Fatigue appeared to be the most frequent grade 3-4 adverse event, experienced by 11% of patients. The onset of fatigue seemed to coincide with the time it took MDV3100 plasma concentration to reach a steady state, which was approximately 4 weeks. The fatigue typically resolved 2 to 4 weeks after doses were reduced.
All other grade 3-4 adverse events affected <5% of the study population, and with the exception of anemia, occurred more frequently in patients taking doses of MDV3100 >240 mg. Treatment discontinuation was also more likely at doses >240 mg. Two seizures were reported in patients taking ≥360 mg of MDV3100, but these were not confirmed as treatment related. There were no treatment-related cardiovascular effects reported.
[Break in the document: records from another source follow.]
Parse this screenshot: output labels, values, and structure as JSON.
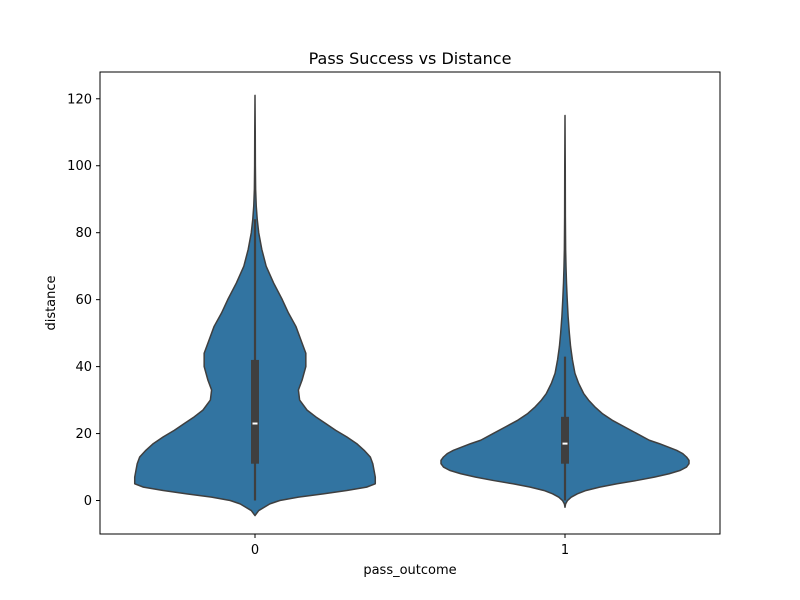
{
  "chart_data": {
    "type": "violin",
    "title": "Pass Success vs Distance",
    "xlabel": "pass_outcome",
    "ylabel": "distance",
    "categories": [
      "0",
      "1"
    ],
    "ylim": [
      -10,
      128
    ],
    "yticks": [
      0,
      20,
      40,
      60,
      80,
      100,
      120
    ],
    "grid": false,
    "color": "#3274a1",
    "edge_color": "#3f3f3f",
    "violins": [
      {
        "category": "0",
        "range": [
          0,
          121
        ],
        "whisker": [
          0,
          84
        ],
        "q1": 11,
        "median": 23,
        "q3": 42,
        "density_profile": [
          [
            -4.5,
            0.0
          ],
          [
            -3,
            0.03
          ],
          [
            -1,
            0.12
          ],
          [
            0,
            0.2
          ],
          [
            1,
            0.35
          ],
          [
            2,
            0.55
          ],
          [
            3,
            0.74
          ],
          [
            4,
            0.9
          ],
          [
            5,
            0.97
          ],
          [
            7,
            0.97
          ],
          [
            9,
            0.96
          ],
          [
            11,
            0.95
          ],
          [
            13,
            0.93
          ],
          [
            15,
            0.88
          ],
          [
            17,
            0.82
          ],
          [
            19,
            0.74
          ],
          [
            21,
            0.65
          ],
          [
            23,
            0.57
          ],
          [
            25,
            0.49
          ],
          [
            27,
            0.42
          ],
          [
            30,
            0.36
          ],
          [
            33,
            0.35
          ],
          [
            36,
            0.38
          ],
          [
            40,
            0.41
          ],
          [
            44,
            0.41
          ],
          [
            48,
            0.37
          ],
          [
            52,
            0.33
          ],
          [
            56,
            0.27
          ],
          [
            60,
            0.22
          ],
          [
            65,
            0.15
          ],
          [
            70,
            0.09
          ],
          [
            75,
            0.055
          ],
          [
            80,
            0.03
          ],
          [
            84,
            0.018
          ],
          [
            88,
            0.01
          ],
          [
            93,
            0.005
          ],
          [
            100,
            0.003
          ],
          [
            110,
            0.002
          ],
          [
            121,
            0.0
          ]
        ]
      },
      {
        "category": "1",
        "range": [
          -2,
          115
        ],
        "whisker": [
          0,
          43
        ],
        "q1": 11,
        "median": 17,
        "q3": 25,
        "density_profile": [
          [
            -2,
            0.0
          ],
          [
            -1,
            0.005
          ],
          [
            0,
            0.02
          ],
          [
            1,
            0.05
          ],
          [
            2,
            0.1
          ],
          [
            3,
            0.17
          ],
          [
            4,
            0.28
          ],
          [
            5,
            0.42
          ],
          [
            6,
            0.58
          ],
          [
            7,
            0.72
          ],
          [
            8,
            0.84
          ],
          [
            9,
            0.93
          ],
          [
            10,
            0.98
          ],
          [
            11,
            1.0
          ],
          [
            12,
            1.0
          ],
          [
            13,
            0.98
          ],
          [
            14,
            0.95
          ],
          [
            15,
            0.9
          ],
          [
            16,
            0.83
          ],
          [
            17,
            0.76
          ],
          [
            18,
            0.68
          ],
          [
            20,
            0.58
          ],
          [
            22,
            0.48
          ],
          [
            24,
            0.38
          ],
          [
            26,
            0.3
          ],
          [
            28,
            0.24
          ],
          [
            30,
            0.19
          ],
          [
            32,
            0.15
          ],
          [
            35,
            0.11
          ],
          [
            38,
            0.08
          ],
          [
            42,
            0.06
          ],
          [
            46,
            0.045
          ],
          [
            50,
            0.035
          ],
          [
            55,
            0.025
          ],
          [
            60,
            0.018
          ],
          [
            65,
            0.012
          ],
          [
            70,
            0.008
          ],
          [
            75,
            0.005
          ],
          [
            85,
            0.003
          ],
          [
            100,
            0.002
          ],
          [
            115,
            0.0
          ]
        ]
      }
    ]
  }
}
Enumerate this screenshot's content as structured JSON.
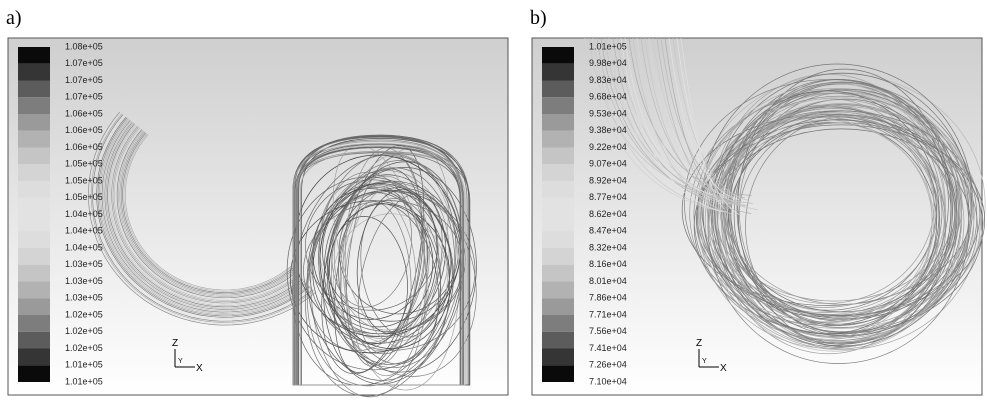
{
  "panels": [
    {
      "label": "a)",
      "colorbar": [
        "1.08e+05",
        "1.07e+05",
        "1.07e+05",
        "1.07e+05",
        "1.06e+05",
        "1.06e+05",
        "1.06e+05",
        "1.05e+05",
        "1.05e+05",
        "1.05e+05",
        "1.04e+05",
        "1.04e+05",
        "1.04e+05",
        "1.03e+05",
        "1.03e+05",
        "1.03e+05",
        "1.02e+05",
        "1.02e+05",
        "1.02e+05",
        "1.01e+05",
        "1.01e+05"
      ],
      "axes": {
        "z": "Z",
        "y": "Y",
        "x": "X"
      }
    },
    {
      "label": "b)",
      "colorbar": [
        "1.01e+05",
        "9.98e+04",
        "9.83e+04",
        "9.68e+04",
        "9.53e+04",
        "9.38e+04",
        "9.22e+04",
        "9.07e+04",
        "8.92e+04",
        "8.77e+04",
        "8.62e+04",
        "8.47e+04",
        "8.32e+04",
        "8.16e+04",
        "8.01e+04",
        "7.86e+04",
        "7.71e+04",
        "7.56e+04",
        "7.41e+04",
        "7.26e+04",
        "7.10e+04"
      ],
      "axes": {
        "z": "Z",
        "y": "Y",
        "x": "X"
      }
    }
  ]
}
The low rate of serious adverse events is a major improvement over some of the treatments used today for metastatic CRPC and, coupled with the demonstrable activity of MDV3100, justify investigation in phase III trials. At least one phase III trial has already been initiated, comparing MDV3100 with placebo in men with CRPC that has progressed after therapy with docetaxel.
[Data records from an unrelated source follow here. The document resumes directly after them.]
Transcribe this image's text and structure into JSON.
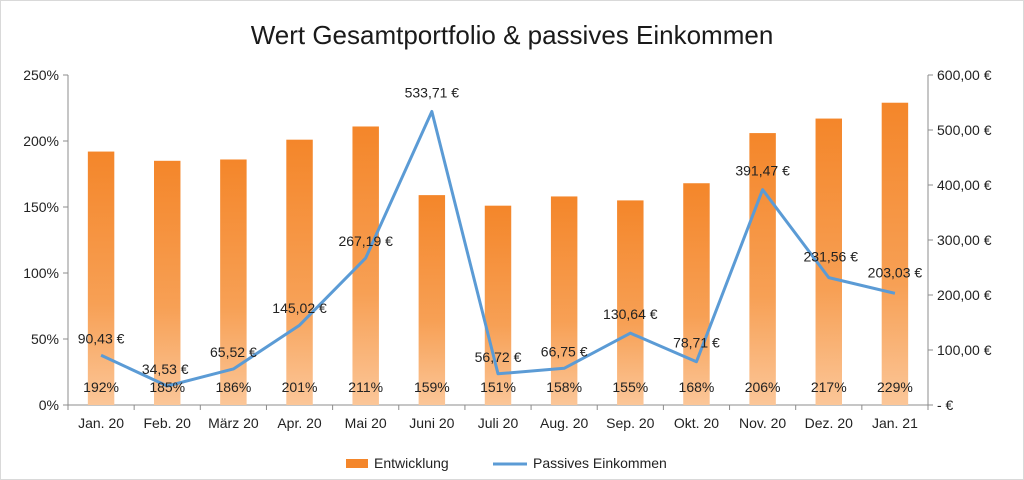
{
  "chart_data": {
    "type": "bar+line",
    "title": "Wert Gesamtportfolio & passives Einkommen",
    "categories": [
      "Jan. 20",
      "Feb. 20",
      "März 20",
      "Apr. 20",
      "Mai 20",
      "Juni 20",
      "Juli 20",
      "Aug. 20",
      "Sep. 20",
      "Okt. 20",
      "Nov. 20",
      "Dez. 20",
      "Jan. 21"
    ],
    "series": [
      {
        "name": "Entwicklung",
        "type": "bar",
        "axis": "left",
        "color": "#f4862a",
        "values": [
          192,
          185,
          186,
          201,
          211,
          159,
          151,
          158,
          155,
          168,
          206,
          217,
          229
        ],
        "labels": [
          "192%",
          "185%",
          "186%",
          "201%",
          "211%",
          "159%",
          "151%",
          "158%",
          "155%",
          "168%",
          "206%",
          "217%",
          "229%"
        ]
      },
      {
        "name": "Passives Einkommen",
        "type": "line",
        "axis": "right",
        "color": "#5b9bd5",
        "values": [
          90.43,
          34.53,
          65.52,
          145.02,
          267.19,
          533.71,
          56.72,
          66.75,
          130.64,
          78.71,
          391.47,
          231.56,
          203.03
        ],
        "labels": [
          "90,43 €",
          "34,53 €",
          "65,52 €",
          "145,02 €",
          "267,19 €",
          "533,71 €",
          "56,72 €",
          "66,75 €",
          "130,64 €",
          "78,71 €",
          "391,47 €",
          "231,56 €",
          "203,03 €"
        ]
      }
    ],
    "y_left": {
      "min": 0,
      "max": 250,
      "ticks": [
        "0%",
        "50%",
        "100%",
        "150%",
        "200%",
        "250%"
      ]
    },
    "y_right": {
      "min": 0,
      "max": 600,
      "ticks": [
        "-  €",
        "100,00 €",
        "200,00 €",
        "300,00 €",
        "400,00 €",
        "500,00 €",
        "600,00 €"
      ]
    },
    "grid": false,
    "legend": "bottom"
  }
}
Androgen deprivation therapy has been the mainstay of the management of advanced prostate cancer for nearly 7 decades. Despite significant changes in patient presentation as a consequence of a ubiquitous screening paradigm, those patients not cured with local therapy have seen limited progress in management over the past several decades. Significant new insights into the biology of the AR have been translated into clinical developments with agents such as abiraterone acetate and MDV3100, both of which are currently in late-stage clinical development with ongoing human trials. Recent FDA approvals of sipuleucel-T (Provenge) and cabazitaxel (Jevtana) provide additional management options for patients with advanced prostate cancer.
The approval of new therapies is always associated with a subsequent learning curve. Adding agents such as MDV3100 and abiraterone acetate to our therapeutic armatorium will create opportunities and challenges. Determining how to optimally integrate these therapies into our management paradigm will require additional clinical trials. In addition, the added costs of multiple new therapies will need to be taken into consideration, given our evolving healthcare environment. Although the potential to evolve the management of CRPC into a chronic disease paradigm has not quite arrived, perhaps it is not as quixotic as it appeared to be just a short time ago.